High inflation: uncharted waters for supply management

With a long period of price increases possible, a proactive approach can help procurement professionals weather the storm.

A growing economy. A tight labor market. Two of the biggest telltale signs of inflation have been evident in recent months, and concerns have been further fueled by two factors: tariffs and trade turbulence stemming from the Trump administration’s protectionist policies and supply chain bottlenecks as a result of rising transportation costs and ongoing truck-driver shortages. The US inflation rate for the 12 months ending in July was 2.9 percent—the highest since February 2012. 

Prices for many commodities are already on the rise, and the dynamics are in place for a potential long- term inflationary environment that would be new territory for most supply management professionals, especially with trade-war speculation showing no signs of abating. 

According to Merriam-Webster, economic inflation is defined as “a continuing rise in the general price level usually attributed to an increase in the volume of money and credit relative to available goods and services.” Historically, price inflation conditions have produced increases in costs for purchased goods and services that negatively impact how much we pay. Long periods of inflation can make it seem as though there’s no limit to price increases. The last time western economies experienced double-digit inflation was more than 40 years ago in the 1970s and early 1980s. 

Merriam-Webster goes on to describe the financial definition of inflation as “the rate at which prices rise and purchasing power falls.

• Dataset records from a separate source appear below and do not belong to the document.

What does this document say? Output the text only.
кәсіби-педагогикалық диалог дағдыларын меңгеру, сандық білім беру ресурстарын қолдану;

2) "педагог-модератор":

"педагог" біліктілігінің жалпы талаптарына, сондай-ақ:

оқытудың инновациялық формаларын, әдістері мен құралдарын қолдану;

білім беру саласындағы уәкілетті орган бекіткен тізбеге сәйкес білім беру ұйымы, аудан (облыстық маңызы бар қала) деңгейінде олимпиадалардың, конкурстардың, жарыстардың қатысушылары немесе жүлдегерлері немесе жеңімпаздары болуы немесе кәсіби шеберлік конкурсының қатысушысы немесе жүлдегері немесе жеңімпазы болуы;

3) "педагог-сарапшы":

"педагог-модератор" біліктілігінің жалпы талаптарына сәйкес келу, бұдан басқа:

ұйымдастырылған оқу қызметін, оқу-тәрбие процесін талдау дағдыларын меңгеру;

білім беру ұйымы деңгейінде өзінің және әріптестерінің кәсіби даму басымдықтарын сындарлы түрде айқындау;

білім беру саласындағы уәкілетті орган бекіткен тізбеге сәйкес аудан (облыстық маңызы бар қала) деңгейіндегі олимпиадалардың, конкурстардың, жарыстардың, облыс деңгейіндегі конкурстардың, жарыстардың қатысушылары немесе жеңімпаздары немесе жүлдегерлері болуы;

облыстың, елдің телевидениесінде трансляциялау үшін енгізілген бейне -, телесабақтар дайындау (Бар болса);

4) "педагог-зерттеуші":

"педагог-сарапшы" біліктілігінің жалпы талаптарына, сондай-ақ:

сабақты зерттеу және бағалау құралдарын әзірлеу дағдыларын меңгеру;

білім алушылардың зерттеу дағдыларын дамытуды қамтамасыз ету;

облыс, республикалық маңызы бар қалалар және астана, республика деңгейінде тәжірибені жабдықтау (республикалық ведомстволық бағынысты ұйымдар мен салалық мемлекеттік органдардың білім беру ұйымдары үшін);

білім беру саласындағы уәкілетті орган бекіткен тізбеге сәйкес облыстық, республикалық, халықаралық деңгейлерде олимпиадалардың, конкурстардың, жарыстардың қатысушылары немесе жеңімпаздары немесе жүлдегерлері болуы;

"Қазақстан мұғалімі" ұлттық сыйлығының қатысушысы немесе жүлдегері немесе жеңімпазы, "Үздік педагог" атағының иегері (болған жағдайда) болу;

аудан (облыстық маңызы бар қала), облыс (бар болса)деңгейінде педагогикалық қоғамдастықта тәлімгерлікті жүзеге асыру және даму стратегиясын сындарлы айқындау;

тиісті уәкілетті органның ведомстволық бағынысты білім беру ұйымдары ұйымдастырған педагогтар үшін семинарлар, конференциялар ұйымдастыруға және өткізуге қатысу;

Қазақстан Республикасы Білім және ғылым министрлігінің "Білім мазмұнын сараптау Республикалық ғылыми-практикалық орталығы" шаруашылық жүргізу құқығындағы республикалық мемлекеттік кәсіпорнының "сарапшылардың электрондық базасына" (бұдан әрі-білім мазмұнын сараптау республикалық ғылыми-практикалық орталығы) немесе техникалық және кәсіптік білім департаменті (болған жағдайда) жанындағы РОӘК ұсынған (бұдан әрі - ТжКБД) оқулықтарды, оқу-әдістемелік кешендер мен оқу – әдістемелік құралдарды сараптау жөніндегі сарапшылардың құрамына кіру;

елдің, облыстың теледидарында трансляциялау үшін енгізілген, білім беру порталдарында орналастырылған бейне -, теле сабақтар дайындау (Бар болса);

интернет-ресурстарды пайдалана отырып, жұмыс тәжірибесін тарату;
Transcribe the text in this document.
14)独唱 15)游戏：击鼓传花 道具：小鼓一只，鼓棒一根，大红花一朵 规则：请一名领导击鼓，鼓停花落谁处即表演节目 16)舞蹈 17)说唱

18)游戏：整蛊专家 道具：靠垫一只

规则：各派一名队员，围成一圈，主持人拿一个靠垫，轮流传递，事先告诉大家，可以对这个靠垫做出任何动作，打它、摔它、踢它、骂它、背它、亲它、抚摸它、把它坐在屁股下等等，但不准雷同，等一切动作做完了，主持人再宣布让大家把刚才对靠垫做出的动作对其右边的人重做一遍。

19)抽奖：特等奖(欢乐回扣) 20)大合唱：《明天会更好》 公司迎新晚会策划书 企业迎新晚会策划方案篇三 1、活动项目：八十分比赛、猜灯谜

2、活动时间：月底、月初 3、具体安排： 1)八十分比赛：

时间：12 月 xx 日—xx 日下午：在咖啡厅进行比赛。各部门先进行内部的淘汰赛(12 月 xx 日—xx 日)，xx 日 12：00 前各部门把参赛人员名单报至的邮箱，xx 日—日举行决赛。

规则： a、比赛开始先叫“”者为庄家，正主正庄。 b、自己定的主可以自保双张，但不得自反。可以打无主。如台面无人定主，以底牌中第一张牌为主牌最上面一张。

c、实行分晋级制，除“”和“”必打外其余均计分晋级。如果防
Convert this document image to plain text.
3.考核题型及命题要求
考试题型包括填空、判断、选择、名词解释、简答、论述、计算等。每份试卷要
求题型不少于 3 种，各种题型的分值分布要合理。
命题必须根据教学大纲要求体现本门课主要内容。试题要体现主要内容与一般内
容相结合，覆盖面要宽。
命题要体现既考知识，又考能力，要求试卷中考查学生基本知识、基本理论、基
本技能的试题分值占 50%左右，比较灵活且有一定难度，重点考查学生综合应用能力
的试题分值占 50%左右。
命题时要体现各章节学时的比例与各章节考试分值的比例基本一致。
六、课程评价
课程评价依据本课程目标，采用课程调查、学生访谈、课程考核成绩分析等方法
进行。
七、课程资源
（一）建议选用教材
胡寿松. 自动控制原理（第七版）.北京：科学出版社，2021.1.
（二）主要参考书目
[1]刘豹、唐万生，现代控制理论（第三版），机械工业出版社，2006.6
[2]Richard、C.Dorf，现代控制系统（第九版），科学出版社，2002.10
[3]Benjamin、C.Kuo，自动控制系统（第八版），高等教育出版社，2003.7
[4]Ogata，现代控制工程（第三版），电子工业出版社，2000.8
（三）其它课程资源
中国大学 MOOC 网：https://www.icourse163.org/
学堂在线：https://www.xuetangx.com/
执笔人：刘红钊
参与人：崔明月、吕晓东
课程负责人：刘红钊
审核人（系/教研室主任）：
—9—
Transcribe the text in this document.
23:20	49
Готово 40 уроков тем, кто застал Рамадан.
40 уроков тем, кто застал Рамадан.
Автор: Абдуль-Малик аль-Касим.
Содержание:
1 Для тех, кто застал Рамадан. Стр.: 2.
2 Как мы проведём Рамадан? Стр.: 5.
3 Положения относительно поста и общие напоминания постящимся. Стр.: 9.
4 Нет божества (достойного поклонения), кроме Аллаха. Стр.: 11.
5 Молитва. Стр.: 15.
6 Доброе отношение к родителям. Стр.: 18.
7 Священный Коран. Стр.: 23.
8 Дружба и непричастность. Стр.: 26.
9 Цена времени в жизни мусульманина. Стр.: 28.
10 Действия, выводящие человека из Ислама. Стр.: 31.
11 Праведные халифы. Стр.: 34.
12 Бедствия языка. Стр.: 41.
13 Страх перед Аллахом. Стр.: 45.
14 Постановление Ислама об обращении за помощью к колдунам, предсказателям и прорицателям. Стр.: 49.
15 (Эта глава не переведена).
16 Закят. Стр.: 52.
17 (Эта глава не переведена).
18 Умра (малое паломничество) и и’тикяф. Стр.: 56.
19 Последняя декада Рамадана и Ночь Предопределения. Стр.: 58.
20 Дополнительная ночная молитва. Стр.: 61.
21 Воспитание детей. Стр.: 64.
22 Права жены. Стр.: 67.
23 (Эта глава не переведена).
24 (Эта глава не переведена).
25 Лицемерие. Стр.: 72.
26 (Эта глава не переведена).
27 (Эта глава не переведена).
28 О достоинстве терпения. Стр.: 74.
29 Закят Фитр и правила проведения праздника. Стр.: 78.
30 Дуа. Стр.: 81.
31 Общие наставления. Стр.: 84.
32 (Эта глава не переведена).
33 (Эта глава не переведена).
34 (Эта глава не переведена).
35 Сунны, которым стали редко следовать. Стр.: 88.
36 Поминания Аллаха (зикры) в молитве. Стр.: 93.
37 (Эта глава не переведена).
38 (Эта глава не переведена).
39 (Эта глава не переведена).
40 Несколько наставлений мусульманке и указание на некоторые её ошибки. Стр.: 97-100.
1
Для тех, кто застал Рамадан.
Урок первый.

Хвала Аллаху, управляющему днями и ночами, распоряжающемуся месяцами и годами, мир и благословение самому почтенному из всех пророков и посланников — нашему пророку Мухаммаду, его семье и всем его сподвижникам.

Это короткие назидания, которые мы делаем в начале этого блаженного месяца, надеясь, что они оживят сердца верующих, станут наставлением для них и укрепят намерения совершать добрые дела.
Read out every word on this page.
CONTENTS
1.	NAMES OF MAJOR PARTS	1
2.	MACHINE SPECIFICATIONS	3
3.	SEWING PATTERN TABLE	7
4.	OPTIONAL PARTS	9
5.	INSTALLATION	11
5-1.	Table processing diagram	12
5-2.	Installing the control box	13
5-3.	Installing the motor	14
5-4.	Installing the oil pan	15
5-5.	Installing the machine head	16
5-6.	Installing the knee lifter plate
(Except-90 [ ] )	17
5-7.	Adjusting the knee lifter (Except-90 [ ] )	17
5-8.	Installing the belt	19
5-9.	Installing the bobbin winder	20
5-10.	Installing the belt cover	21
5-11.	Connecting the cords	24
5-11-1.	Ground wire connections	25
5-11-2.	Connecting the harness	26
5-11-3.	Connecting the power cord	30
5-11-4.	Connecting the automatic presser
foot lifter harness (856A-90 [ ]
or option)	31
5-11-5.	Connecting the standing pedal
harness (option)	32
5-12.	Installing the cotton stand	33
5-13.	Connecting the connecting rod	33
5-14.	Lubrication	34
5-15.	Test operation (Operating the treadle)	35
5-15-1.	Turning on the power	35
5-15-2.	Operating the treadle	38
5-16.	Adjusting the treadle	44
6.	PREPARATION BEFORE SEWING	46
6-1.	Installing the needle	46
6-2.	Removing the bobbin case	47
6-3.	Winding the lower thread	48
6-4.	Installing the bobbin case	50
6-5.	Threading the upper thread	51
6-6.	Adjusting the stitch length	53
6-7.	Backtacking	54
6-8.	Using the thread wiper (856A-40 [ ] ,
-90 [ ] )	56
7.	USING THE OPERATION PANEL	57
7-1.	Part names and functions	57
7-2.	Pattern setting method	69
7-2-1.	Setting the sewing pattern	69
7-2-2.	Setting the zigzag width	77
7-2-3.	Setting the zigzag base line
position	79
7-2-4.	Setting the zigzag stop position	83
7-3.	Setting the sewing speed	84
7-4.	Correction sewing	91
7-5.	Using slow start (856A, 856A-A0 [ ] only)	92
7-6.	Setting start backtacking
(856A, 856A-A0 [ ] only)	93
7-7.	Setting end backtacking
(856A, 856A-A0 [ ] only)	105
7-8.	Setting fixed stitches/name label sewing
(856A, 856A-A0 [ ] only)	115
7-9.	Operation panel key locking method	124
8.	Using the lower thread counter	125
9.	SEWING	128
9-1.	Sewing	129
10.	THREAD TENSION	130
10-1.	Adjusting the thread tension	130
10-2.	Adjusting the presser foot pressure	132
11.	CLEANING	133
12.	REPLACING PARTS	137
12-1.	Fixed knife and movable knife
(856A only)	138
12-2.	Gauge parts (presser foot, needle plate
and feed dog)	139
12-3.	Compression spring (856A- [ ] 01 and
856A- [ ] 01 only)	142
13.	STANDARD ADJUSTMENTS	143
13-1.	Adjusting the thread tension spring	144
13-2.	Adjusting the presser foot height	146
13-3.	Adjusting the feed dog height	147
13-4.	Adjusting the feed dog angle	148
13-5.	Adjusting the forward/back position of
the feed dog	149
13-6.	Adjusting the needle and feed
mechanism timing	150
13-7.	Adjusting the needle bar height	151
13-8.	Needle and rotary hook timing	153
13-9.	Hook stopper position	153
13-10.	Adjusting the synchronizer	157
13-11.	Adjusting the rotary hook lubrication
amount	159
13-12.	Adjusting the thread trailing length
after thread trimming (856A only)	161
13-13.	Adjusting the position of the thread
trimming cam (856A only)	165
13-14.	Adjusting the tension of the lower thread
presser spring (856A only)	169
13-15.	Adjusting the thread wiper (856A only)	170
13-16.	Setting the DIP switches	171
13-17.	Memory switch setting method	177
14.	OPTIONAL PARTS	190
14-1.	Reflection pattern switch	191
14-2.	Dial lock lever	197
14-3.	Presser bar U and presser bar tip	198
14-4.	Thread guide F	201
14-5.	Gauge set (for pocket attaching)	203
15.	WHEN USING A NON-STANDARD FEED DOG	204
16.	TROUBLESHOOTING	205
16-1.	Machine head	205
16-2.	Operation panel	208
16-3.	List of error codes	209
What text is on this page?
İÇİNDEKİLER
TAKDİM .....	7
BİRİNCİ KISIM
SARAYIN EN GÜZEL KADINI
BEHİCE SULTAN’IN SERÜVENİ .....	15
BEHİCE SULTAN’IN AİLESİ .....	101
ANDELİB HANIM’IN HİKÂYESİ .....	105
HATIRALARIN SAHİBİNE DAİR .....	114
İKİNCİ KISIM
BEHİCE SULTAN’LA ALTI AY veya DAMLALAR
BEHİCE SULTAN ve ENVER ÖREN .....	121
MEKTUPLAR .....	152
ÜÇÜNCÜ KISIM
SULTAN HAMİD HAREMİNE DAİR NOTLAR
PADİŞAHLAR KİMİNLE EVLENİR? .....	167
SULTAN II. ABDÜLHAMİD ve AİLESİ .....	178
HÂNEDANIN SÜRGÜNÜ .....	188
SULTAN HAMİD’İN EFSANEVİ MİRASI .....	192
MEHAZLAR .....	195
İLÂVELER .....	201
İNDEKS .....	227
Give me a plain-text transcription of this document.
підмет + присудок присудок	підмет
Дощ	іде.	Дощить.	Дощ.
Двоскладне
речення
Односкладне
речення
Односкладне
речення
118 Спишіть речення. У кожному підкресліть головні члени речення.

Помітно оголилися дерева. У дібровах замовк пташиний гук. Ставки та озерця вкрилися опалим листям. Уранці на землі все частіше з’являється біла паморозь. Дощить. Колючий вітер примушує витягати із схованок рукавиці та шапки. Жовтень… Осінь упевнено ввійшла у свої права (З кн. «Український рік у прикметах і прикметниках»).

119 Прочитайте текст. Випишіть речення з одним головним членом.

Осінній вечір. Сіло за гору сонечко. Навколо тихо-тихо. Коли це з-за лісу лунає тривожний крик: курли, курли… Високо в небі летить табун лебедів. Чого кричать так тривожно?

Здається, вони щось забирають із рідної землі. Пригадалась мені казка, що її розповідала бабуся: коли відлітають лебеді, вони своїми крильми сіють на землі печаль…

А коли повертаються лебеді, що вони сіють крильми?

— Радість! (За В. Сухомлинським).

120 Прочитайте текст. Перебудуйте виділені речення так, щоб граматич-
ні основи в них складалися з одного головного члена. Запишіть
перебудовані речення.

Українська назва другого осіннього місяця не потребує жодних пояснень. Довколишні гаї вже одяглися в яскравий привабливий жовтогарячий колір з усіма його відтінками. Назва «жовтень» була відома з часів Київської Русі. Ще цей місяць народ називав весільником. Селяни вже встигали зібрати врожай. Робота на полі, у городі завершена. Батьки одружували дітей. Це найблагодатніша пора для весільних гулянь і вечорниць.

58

It is why something that cost $1 in 1980 cost $2.37 in 2005.” 

The Institute for Supply Management® (ISM) and Kearney partnered to study how companies are responding to the current environment of increasing price inflation and likelihood of continued acceleration in inflation, using an online survey of a sample of ISM customers and members from April 5 to May 18. In all, 304 usable responses were collected. (Among respondents, 54 percent were from manufacturing industries, 43 percent were employed by organizations with revenue of $1 billion or more, and 66 percent were managers or higher.)

This inflation study integrates the practitioner network of ISM with the client experiences of Kearney to identify how companies are reacting and what supply managers can do to mitigate the impact of inflation on the prices they pay to suppliers.